Il prit la lanterne et partit avec Pascal. Ils descendirent, par les pentes du parc, jusqu'au raccourci. Le comte tira les verrous, ouvrit la porte, et se disposait à pousser jusqu'à l'entrée de La Neuville, mais son compagnon l'arrêta.

—Voici la grande route, et je la suivrais les yeux fermés.

Après des protestations amicales, Robert s'éloigna, et Pascal se trouva seul. Au lieu de continuer sa marche dans la direction de La Neuville, il remonta vers le cabaret de Pourtois. La maison était fermée et silencieuse. Par l'imposte de la porte une faible lueur filtrait. Pascal gagna le raidillon de la Grande Marnière, et, étouffant le bruit de ses pas, le gravit du côté de Couvrechamps. Il regardait autour de lui attentivement. Il avait pour toute arme sa canne en bois de fer. Mais il était fait aux marches nocturnes dans les plaines et les bois, et son cœur ne battait pas plus vite. Il s'arrêta: il venait de reconnaître la coulée remarquée par Robert. Il fit une quinzaine de pas, et, apercevant au bord du sentier, dans la bruyère, un énorme genévrier, il alla s'y adosser, et, invisible dans l'ombre épaisse, il attendit.

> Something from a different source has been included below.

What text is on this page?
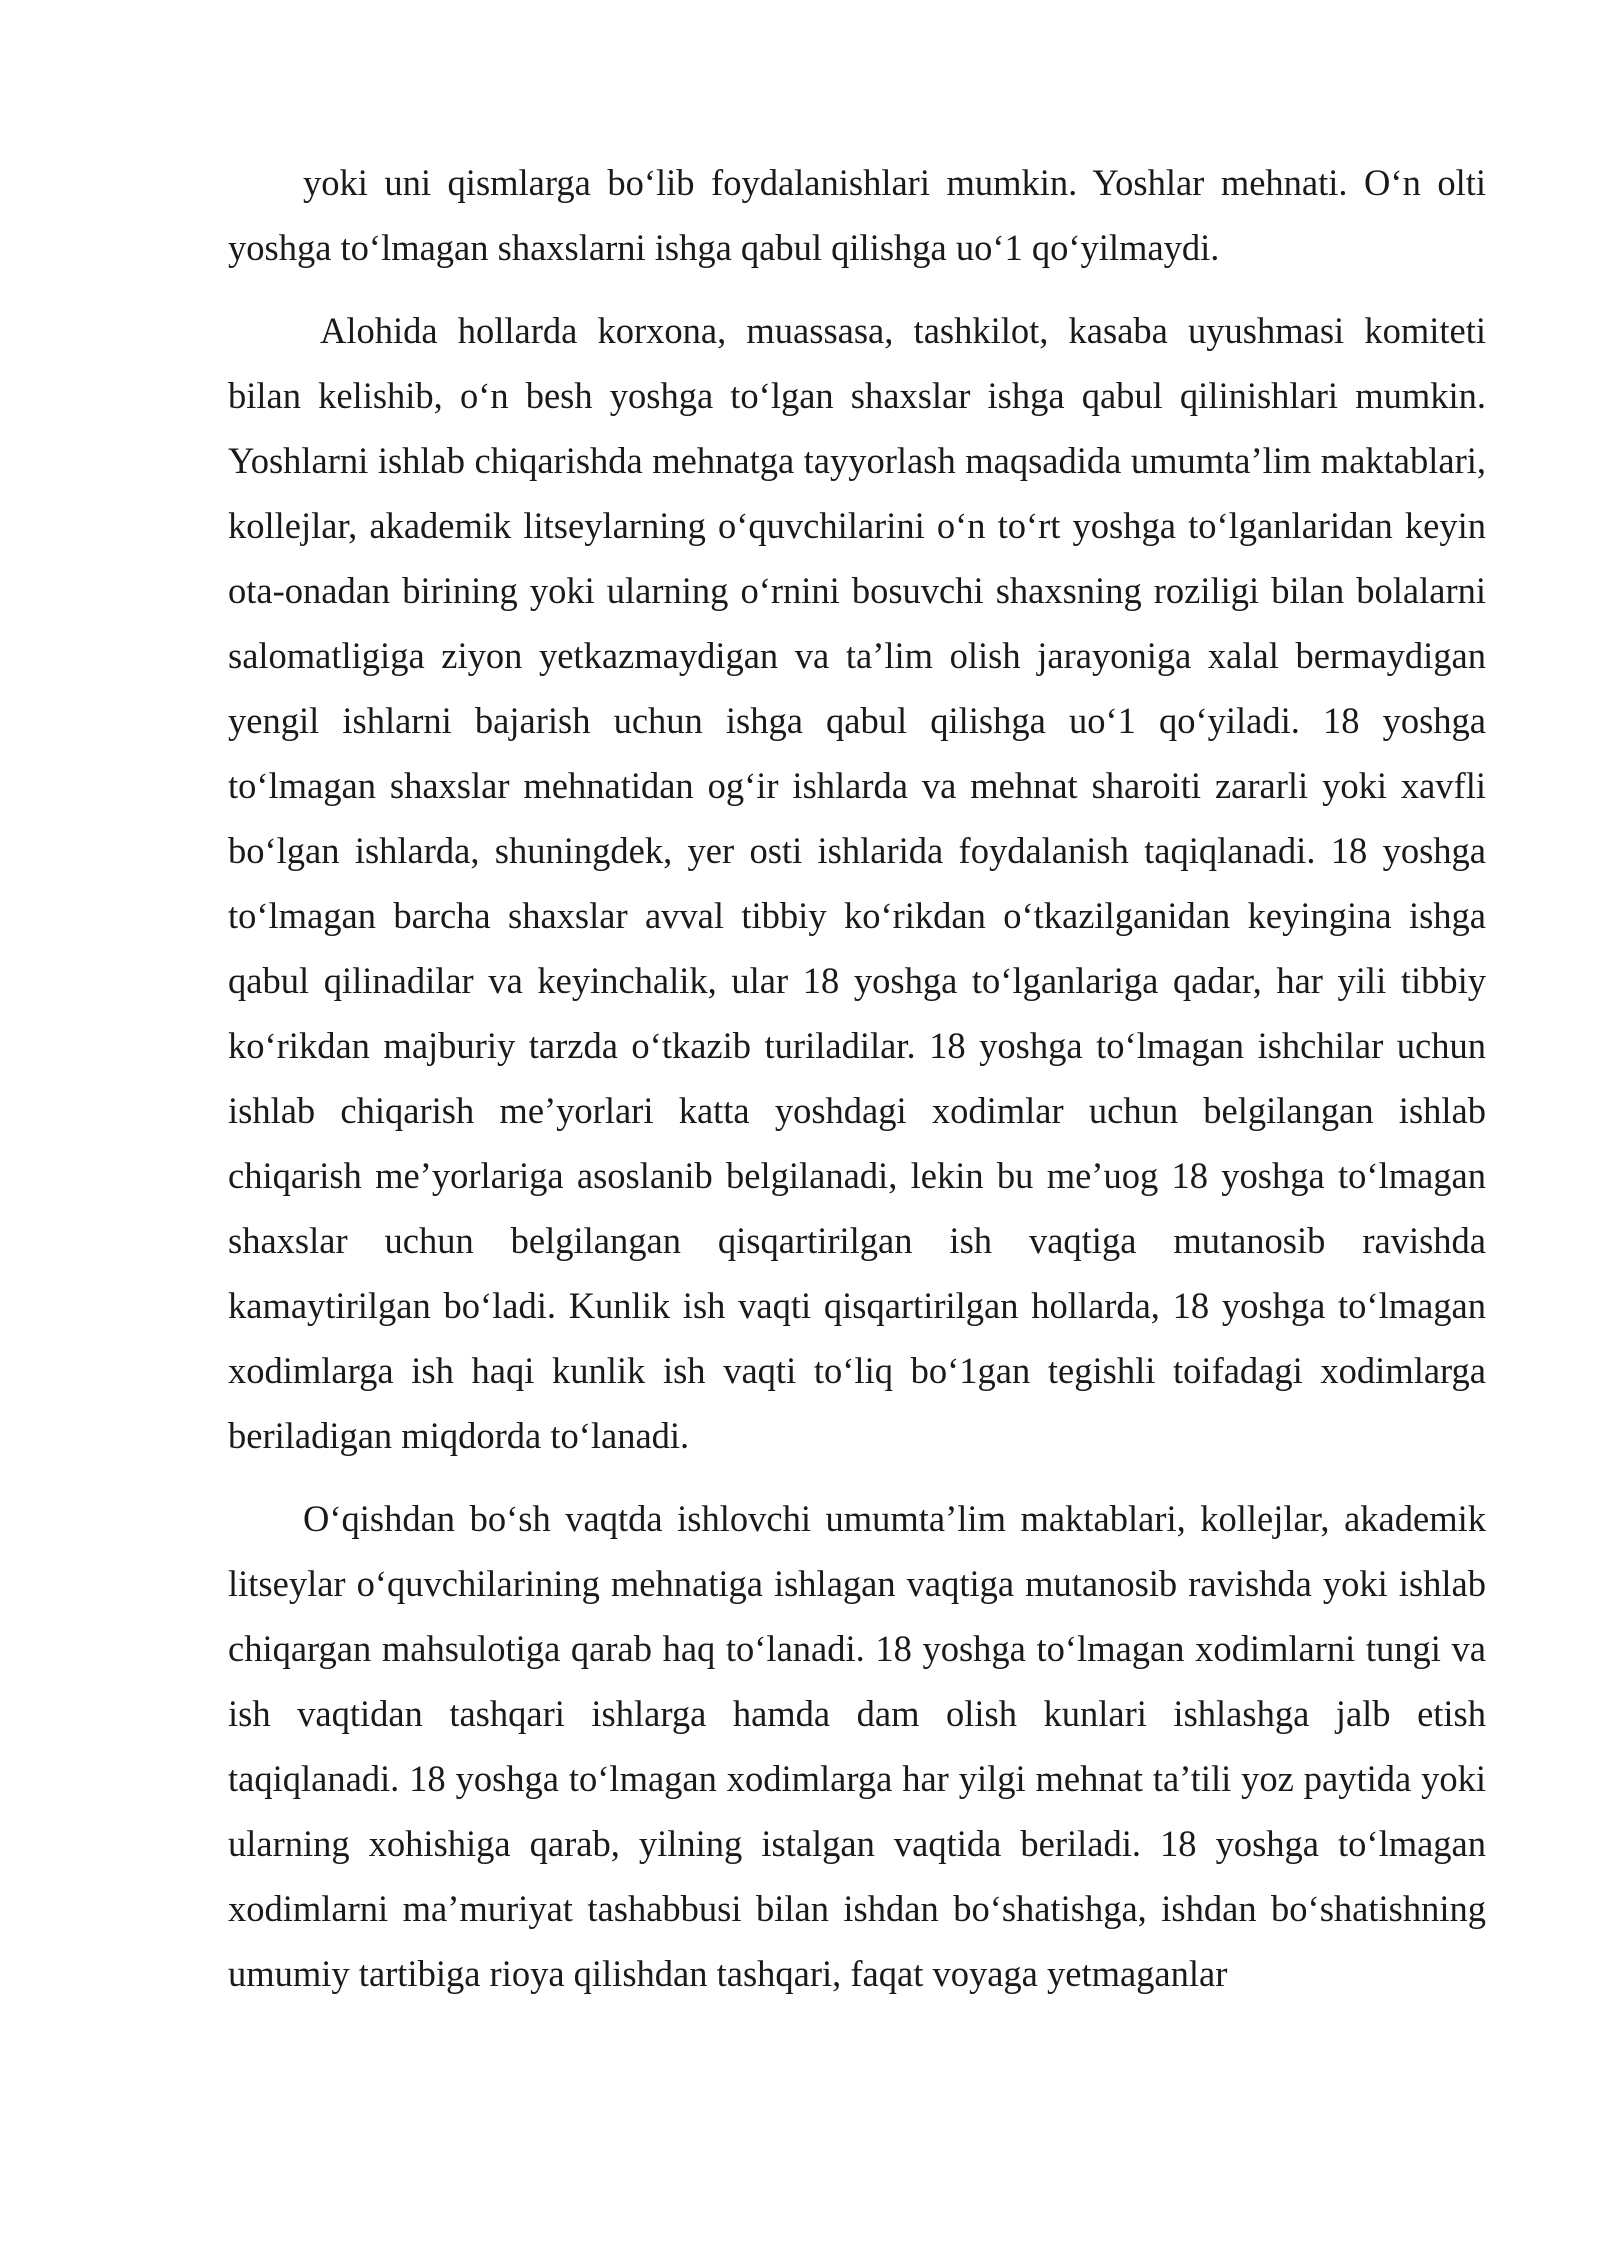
yoki uni qismlarga bo‘lib foydalanishlari mumkin. Yoshlar mehnati. O‘n olti yoshga to‘lmagan shaxslarni ishga qabul qilishga uo‘1 qo‘yilmaydi.

Alohida hollarda korxona, muassasa, tashkilot, kasaba uyushmasi komiteti bilan kelishib, o‘n besh yoshga to‘lgan shaxslar ishga qabul qilinishlari mumkin. Yoshlarni ishlab chiqarishda mehnatga tayyorlash maqsadida umumta’lim maktablari, kollejlar, akademik litseylarning o‘quvchilarini o‘n to‘rt yoshga to‘lganlaridan keyin ota-onadan birining yoki ularning o‘rnini bosuvchi shaxsning roziligi bilan bolalarni salomatligiga ziyon yetkazmaydigan va ta’lim olish jarayoniga xalal bermaydigan yengil ishlarni bajarish uchun ishga qabul qilishga uo‘1 qo‘yiladi. 18 yoshga to‘lmagan shaxslar mehnatidan og‘ir ishlarda va mehnat sharoiti zararli yoki xavfli bo‘lgan ishlarda, shuningdek, yer osti ishlarida foydalanish taqiqlanadi. 18 yoshga to‘lmagan barcha shaxslar avval tibbiy ko‘rikdan o‘tkazilganidan keyingina ishga qabul qilinadilar va keyinchalik, ular 18 yoshga to‘lganlariga qadar, har yili tibbiy ko‘rikdan majburiy tarzda o‘tkazib turiladilar. 18 yoshga to‘lmagan ishchilar uchun ishlab chiqarish me’yorlari katta yoshdagi xodimlar uchun belgilangan ishlab chiqarish me’yorlariga asoslanib belgilanadi, lekin bu me’uog 18 yoshga to‘lmagan shaxslar uchun belgilangan qisqartirilgan ish vaqtiga mutanosib ravishda kamaytirilgan bo‘ladi. Kunlik ish vaqti qisqartirilgan hollarda, 18 yoshga to‘lmagan xodimlarga ish haqi kunlik ish vaqti to‘liq bo‘1gan tegishli toifadagi xodimlarga beriladigan miqdorda to‘lanadi.

O‘qishdan bo‘sh vaqtda ishlovchi umumta’lim maktablari, kollejlar, akademik litseylar o‘quvchilarining mehnatiga ishlagan vaqtiga mutanosib ravishda yoki ishlab chiqargan mahsulotiga qarab haq to‘lanadi. 18 yoshga to‘lmagan xodimlarni tungi va ish vaqtidan tashqari ishlarga hamda dam olish kunlari ishlashga jalb etish taqiqlanadi. 18 yoshga to‘lmagan xodimlarga har yilgi mehnat ta’tili yoz paytida yoki ularning xohishiga qarab, yilning istalgan vaqtida beriladi. 18 yoshga to‘lmagan xodimlarni ma’muriyat tashabbusi bilan ishdan bo‘shatishga, ishdan bo‘shatishning umumiy tartibiga rioya qilishdan tashqari, faqat voyaga yetmaganlar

Au ciel, les étoiles brillaient. La lune, comme un disque de cuivre, se levait au-dessus des taillis de La Saucelle. Bientôt elle allait répandre sur les champs sa froide clarté. Tout autour, dans ce vallon désert, une agitation étrange troublait le silence, plantes s'ouvrant aux fraîcheurs de la nuit, animaux se glissant légers dans les branches: la vie nocturne animait les ténèbres. Pascal pensa à la soirée qu'il venait de passer à Clairefont.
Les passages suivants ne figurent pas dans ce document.